Panie profesorze, z okazji Bożego Narodzenia 2023 r. rozmawialiśmy o dialogu Jezusa z Nikodemem zamieszczonym w 3. rozdziale Ewangelii Jana. Ten dialog składa się z dwóch części. Omówiliśmy pierwszą część dialogu (https://www.onet.pl/styl-zycia/kobietaxl/szokujaca-natura-jezyka-biblijnego/2xb5sc5,30bc1058). Ta część dotyczy narodzin z wody i ducha. Pora na omówienie drugiej części, która jest szczególnie aktualna w kontekście tzw. Triduum Paschalnego.
Jak stwierdziłem w grudniu, trzeci rozdział Ewangelii Jana ukazuje drogę wtajemniczenia do życia wiecznego. Składa się ona z dwóch zasadniczych etapów: „rzeczy ziemskie” i „rzeczy niebiańskie”. Pod „rzeczami ziemskimi” ukrywa się biblijny judaizm, pod „niebiańskimi” – tzw. mesjanizm Jezusa. Żeby wejść w sferę mesjanizmu Jezusa, należy się narodzić z wody i ducha. Woda jest metaforą religijności Tory, duch – religijności Proroków. Religijność Tory najtrafniej opisuje Szema Israel, które stało się istotną modlitwą religijnego Żyda (Pwt 6,4-9).
Łącznikiem między pierwszą i drugą częścią dialogu Jezusa z Nikodemem jest wypowiedź: „Jeśli o rzeczach ziemskich powiedziałem wam i nie wierzycie, to jak uwierzycie, jeśli powiem wam o rzeczach niebiańskich?”. Cytuję teksty za Pana tłumaczeniem.
To właściwie jest pomost między dialogiem z Nikodemem a monologiem Jezusa.
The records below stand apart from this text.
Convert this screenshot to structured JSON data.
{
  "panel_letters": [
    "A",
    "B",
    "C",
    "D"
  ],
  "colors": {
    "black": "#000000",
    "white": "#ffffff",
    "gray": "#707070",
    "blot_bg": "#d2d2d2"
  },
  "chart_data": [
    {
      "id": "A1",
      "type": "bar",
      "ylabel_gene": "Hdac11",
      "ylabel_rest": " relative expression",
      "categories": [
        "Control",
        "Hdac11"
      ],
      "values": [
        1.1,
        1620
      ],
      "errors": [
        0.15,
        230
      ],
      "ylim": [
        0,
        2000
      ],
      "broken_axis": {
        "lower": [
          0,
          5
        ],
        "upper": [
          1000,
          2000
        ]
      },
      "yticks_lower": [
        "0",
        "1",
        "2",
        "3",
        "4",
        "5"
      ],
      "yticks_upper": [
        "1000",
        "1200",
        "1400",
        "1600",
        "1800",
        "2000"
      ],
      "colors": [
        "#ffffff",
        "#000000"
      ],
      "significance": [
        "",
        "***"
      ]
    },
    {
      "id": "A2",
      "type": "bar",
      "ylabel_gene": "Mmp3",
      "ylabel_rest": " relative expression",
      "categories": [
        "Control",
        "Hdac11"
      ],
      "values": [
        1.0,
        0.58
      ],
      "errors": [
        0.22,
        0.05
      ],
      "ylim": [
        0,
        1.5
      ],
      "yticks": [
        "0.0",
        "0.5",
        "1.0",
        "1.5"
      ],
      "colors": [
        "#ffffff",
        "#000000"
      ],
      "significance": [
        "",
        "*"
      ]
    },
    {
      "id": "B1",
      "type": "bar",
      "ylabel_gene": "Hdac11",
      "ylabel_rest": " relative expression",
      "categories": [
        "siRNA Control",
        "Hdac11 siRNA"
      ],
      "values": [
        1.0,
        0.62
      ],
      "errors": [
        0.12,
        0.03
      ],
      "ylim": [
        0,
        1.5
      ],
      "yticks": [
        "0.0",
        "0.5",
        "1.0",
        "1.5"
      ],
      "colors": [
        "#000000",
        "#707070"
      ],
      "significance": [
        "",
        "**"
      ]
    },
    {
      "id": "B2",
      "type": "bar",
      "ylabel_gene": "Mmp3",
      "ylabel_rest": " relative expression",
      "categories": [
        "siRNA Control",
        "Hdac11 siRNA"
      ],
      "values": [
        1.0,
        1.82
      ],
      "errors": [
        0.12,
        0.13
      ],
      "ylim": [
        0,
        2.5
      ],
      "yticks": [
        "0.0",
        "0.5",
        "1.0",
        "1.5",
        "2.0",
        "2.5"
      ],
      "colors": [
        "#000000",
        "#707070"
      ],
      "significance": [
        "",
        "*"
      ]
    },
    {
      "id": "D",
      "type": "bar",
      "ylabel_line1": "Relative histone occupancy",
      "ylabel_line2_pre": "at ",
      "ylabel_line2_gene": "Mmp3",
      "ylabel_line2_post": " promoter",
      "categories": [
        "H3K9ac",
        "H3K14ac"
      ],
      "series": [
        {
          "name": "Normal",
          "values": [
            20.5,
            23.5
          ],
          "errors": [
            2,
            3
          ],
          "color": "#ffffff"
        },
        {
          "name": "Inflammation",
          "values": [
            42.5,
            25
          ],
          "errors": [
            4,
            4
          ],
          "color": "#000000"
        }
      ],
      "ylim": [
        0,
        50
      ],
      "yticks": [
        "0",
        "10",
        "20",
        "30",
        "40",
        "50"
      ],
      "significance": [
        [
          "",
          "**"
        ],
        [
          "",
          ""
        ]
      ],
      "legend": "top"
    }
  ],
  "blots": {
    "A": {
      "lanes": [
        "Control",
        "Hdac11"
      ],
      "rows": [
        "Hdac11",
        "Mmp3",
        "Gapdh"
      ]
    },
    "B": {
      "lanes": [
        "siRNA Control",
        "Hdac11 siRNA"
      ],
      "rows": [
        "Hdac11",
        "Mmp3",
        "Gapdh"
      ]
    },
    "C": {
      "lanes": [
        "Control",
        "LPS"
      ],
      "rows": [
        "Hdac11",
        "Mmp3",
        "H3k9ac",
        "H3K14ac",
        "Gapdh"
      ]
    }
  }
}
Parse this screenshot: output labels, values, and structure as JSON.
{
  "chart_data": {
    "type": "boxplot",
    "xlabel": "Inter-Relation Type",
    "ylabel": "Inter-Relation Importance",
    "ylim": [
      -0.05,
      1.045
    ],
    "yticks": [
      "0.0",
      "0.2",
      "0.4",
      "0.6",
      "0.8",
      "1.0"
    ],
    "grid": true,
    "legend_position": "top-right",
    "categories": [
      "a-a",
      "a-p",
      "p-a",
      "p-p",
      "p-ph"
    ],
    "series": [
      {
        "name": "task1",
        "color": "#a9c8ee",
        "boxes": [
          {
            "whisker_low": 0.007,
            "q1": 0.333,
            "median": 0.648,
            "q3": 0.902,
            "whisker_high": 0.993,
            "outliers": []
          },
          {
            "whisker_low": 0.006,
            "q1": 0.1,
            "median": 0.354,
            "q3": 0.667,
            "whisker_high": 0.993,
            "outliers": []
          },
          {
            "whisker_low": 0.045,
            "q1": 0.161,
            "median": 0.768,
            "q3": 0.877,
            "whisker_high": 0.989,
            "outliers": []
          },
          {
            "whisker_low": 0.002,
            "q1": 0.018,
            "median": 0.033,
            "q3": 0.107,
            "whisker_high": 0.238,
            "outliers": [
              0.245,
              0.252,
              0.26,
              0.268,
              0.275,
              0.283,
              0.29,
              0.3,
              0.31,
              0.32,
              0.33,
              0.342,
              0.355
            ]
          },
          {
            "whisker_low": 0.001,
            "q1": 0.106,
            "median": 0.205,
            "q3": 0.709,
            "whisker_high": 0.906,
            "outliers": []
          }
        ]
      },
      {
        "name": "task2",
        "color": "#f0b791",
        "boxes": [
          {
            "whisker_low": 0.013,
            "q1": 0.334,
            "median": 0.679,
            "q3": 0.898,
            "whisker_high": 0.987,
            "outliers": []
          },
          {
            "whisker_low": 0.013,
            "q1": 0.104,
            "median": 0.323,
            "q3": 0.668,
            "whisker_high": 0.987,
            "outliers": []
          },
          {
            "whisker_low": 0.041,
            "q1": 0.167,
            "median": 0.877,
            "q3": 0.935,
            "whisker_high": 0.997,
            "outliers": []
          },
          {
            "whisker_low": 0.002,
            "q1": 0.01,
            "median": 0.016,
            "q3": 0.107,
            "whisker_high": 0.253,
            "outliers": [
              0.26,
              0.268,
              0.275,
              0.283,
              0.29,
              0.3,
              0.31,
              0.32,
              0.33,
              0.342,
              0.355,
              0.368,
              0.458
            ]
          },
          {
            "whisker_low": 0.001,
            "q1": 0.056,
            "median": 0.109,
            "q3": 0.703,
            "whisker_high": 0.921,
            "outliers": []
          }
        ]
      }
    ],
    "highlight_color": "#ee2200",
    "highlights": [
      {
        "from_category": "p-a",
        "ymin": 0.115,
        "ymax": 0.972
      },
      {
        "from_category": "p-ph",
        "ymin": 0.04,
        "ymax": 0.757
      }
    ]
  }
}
Identyczną strukturę (dialog – monolog) posiada rozdział piąty czy szósty Ewangelii Jana.
Jak należy rozumieć to ostrzeżenie Jezusa?
Kto nie wierzy w dyskurs o konieczności dla siebie narodzin z wody i ducha, to niech nie zawraca sobie głowy dyskursem o „rzeczach niebiańskich”. Rzeczywistym adresatem monologu Jezusa (3,12‑21) jest „noworodek Boga”. Żeby czytelnik coś z tego monologu zrozumiał, powinien starać się wejść w rolę adresata wirtualnego.
„Noworodek Boga” to prowokacyjne wyrażenie.
Zakorzenione w tradycji żydowskiej. W epoce zapoczątkowanej przez Misznę jeden rabin przyrównał egzystencję Izraelitów na pustyni do noworodka. Inny stwierdził, że Izrael został poczęty na Synaju za pośrednictwem Tory. Jeszcze inny noworodkiem nazwał prozelitę na judaizm.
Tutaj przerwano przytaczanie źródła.